Rechtspraak
Gerechtshof Arnhem-Leeuwarden, 20 december 2011
ECLI:NL:GHARN:2011:BU8977
werknemer/M:R Micro-Imaging BV
Werknemer is op 5 oktober 2009 voor bepaalde tijd tot 2 april 2010 bij M:R in dienst getreden als hoofd ICT. Op 20 november 2009 heeft een gesprek plaatsgevonden tussen werknemer en de directeur van M:R. Bij dit gesprek waren ook het hoofd productie en de salesmanager aanwezig. Partijen hebben die dag overeenstemming bereikt over de beëindiging van de arbeidsovereenkomst en een financiële voorziening getroffen (bestaande uit een WW-suppletie). Werknemer bevestigt deze afspraken in een mail aan een aantal collega's. Kort daarna blijkt dat werknemer mogelijk geen WW-uitkering krijgt (wegens het niet voldoen aan de referte-eis). Hij doet daartoe een aantal voorstellen aan M:R, onder meer een constructie in zwart uitbetalen van gelden (dit in het kader van zijn WWB-uitkering). Nadat M:R nergens (meer) op reageert roept werknemer de nietigheid van het ontslag in. M:R reageert met een ontslag op staande voet wegens het plegen van valsheid in geschrifte door werknemer. De kantonrechter heeft evenwel geoordeeld dat partijen op 20 november 2009 met wederzijds goedvinden uit elkaar zijn gegaan, zodat de vorderingen van werknemer moeten worden afgewezen.

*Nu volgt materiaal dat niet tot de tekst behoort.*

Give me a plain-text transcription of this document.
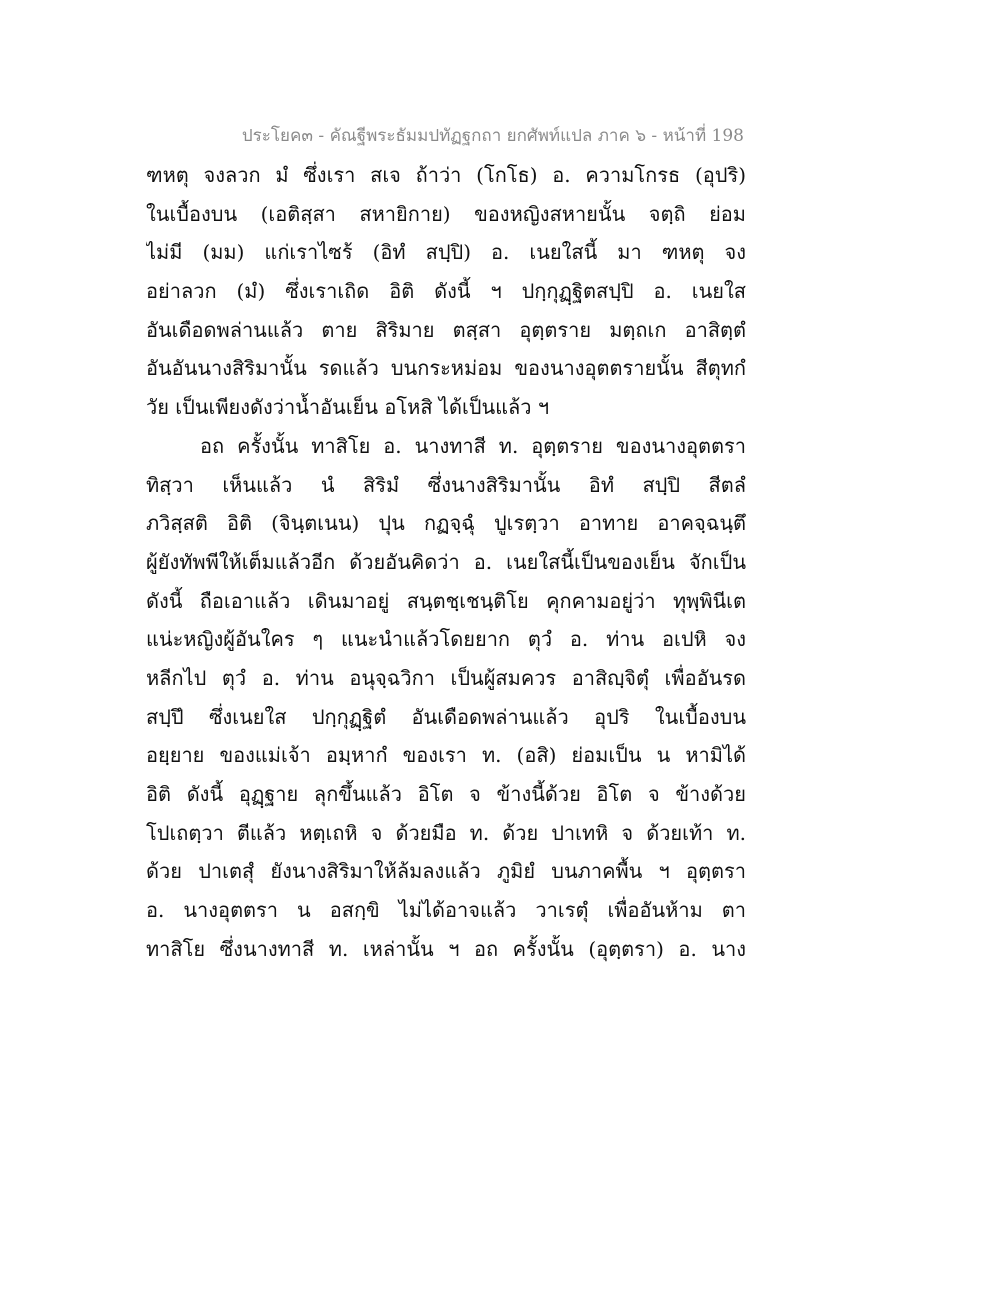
ประโยค๓ - คัณฐีพระธัมมปทัฏฐกถา ยกศัพท์แปล ภาค ๖ - หน้าที่ 198
ฑหตุ จงลวก มํ ซึ่งเรา สเจ ถ้าว่า (โกโธ) อ. ความโกรธ (อุปริ)
ในเบื้องบน (เอติสฺสา สหายิกาย) ของหญิงสหายนั้น จตฺถิ ย่อม
ไม่มี (มม) แก่เราไซร้ (อิทํ สปฺปิ) อ. เนยใสนี้ มา ฑหตุ จง
อย่าลวก (มํ) ซึ่งเราเถิด อิติ ดังนี้ ฯ ปกฺกุฏฺฐิตสปฺปิ อ. เนยใส
อันเดือดพล่านแล้ว ตาย สิริมาย ตสฺสา อุตฺตราย มตฺถเก อาสิตฺตํ
อันอันนางสิริมานั้น รดแล้ว บนกระหม่อม ของนางอุตตรายนั้น สีตุทกํ
วัย เป็นเพียงดังว่าน้ำอันเย็น อโหสิ ได้เป็นแล้ว ฯ
อถ ครั้งนั้น ทาสิโย อ. นางทาสี ท. อุตฺตราย ของนางอุตตรา
ทิสฺวา เห็นแล้ว นํ สิริมํ ซึ่งนางสิริมานั้น อิทํ สปฺปิ สีตลํ
ภวิสฺสติ อิติ (จินฺตเนน) ปุน กฏจฺฉุํ ปูเรตฺวา อาทาย อาคจฺฉนฺตึ
ผู้ยังทัพพีให้เต็มแล้วอีก ด้วยอันคิดว่า อ. เนยใสนี้เป็นของเย็น จักเป็น
ดังนี้ ถือเอาแล้ว เดินมาอยู่ สนฺตชฺเชนฺติโย คุกคามอยู่ว่า ทุพฺพินีเต
แน่ะหญิงผู้อันใคร ๆ แนะนำแล้วโดยยาก ตุวํ อ. ท่าน อเปหิ จง
หลีกไป ตุวํ อ. ท่าน อนุจฺฉวิกา เป็นผู้สมควร อาสิญฺจิตุํ เพื่ออันรด
สปฺปึ ซึ่งเนยใส ปกฺกุฏฺฐิตํ อันเดือดพล่านแล้ว อุปริ ในเบื้องบน
อยฺยาย ของแม่เจ้า อมฺหากํ ของเรา ท. (อสิ) ย่อมเป็น น หามิได้
อิติ ดังนี้ อุฏฺฐาย ลุกขึ้นแล้ว อิโต จ ข้างนี้ด้วย อิโต จ ข้างด้วย
โปเถตฺวา ตีแล้ว หตฺเถหิ จ ด้วยมือ ท. ด้วย ปาเทหิ จ ด้วยเท้า ท.
ด้วย ปาเตสุํ ยังนางสิริมาให้ล้มลงแล้ว ภูมิยํ บนภาคพื้น ฯ อุตฺตรา
อ. นางอุตตรา น อสกฺขิ ไม่ได้อาจแล้ว วาเรตุํ เพื่ออันห้าม ตา
ทาสิโย ซึ่งนางทาสี ท. เหล่านั้น ฯ อถ ครั้งนั้น (อุตฺตรา) อ. นาง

Het hof oordeelt als volgt. Anders dan werknemer stelt, heeft de kantonrechter niet miskend dat de bewijslast op M:R rust. M:R is evenwel geslaagd in het leveren van bewijs. Dit blijkt onder meer uit de e-mails van werknemer en de alternatieve voorstellen voor een beëindigingsregeling.

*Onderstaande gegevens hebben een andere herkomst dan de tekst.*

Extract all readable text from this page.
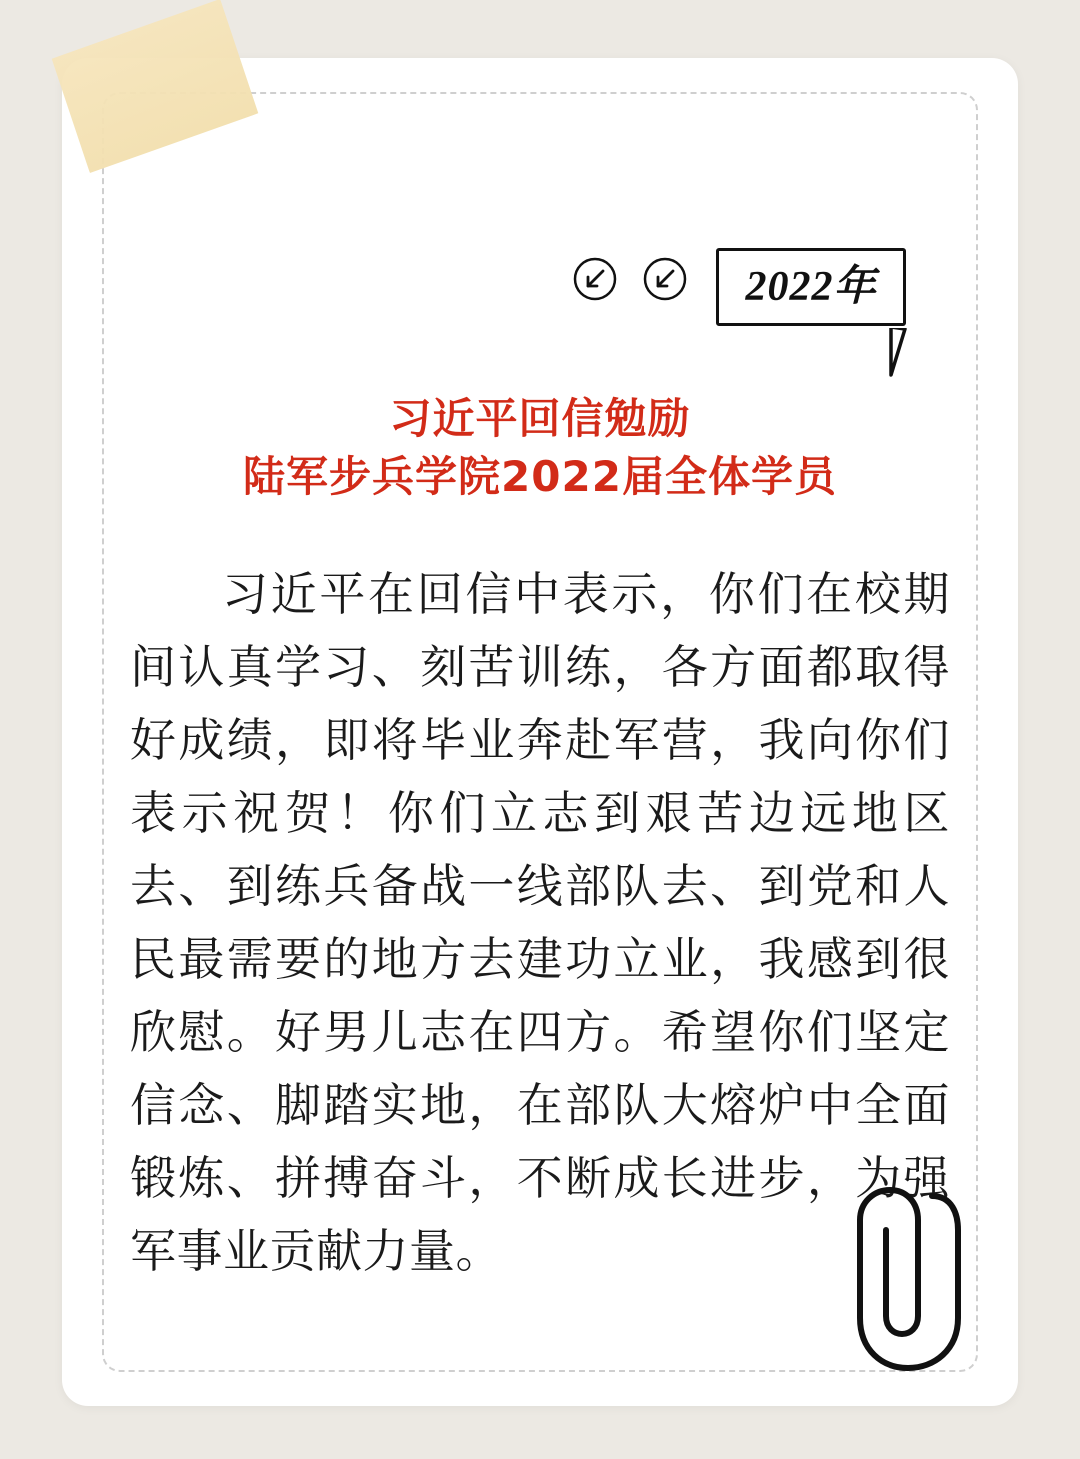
2022年
习近平回信勉励
陆军步兵学院2022届全体学员
习近平在回信中表示，你们在校期间认真学习、刻苦训练，各方面都取得好成绩，即将毕业奔赴军营，我向你们表示祝贺！你们立志到艰苦边远地区去、到练兵备战一线部队去、到党和人民最需要的地方去建功立业，我感到很欣慰。好男儿志在四方。希望你们坚定信念、脚踏实地，在部队大熔炉中全面锻炼、拼搏奋斗，不断成长进步，为强军事业贡献力量。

Voorts is het hof van oordeel dat werknemer – die in zijn cv stelt over een academische opleiding te beschikken – voldoende in staat moet zijn te overzien waarmee hij akkoord is gegaan. Dit blijkt ook uit de diverse mails die hij nadien heeft gezonden. Dat de beëindigingsregeling onder druk van een ontslag op staande voet tot stand zou zijn gekomen, acht het hof niet bewezen. Voorts hoefde M:R geen nader onderzoek te doen of werknemer ondubbelzinnige instemming had verleend, nu dit uit alles bleek. Het feit dat M:R werknemer verkeerd heeft geïnformeerd over diens WW-rechten, is aan werknemer te wijten omdat hij heeft verzwegen voorafgaand aan het dienstverband bij M:R reeds werkloos te zijn geweest. Volgt bekrachtiging vonnis van de kantonrechter.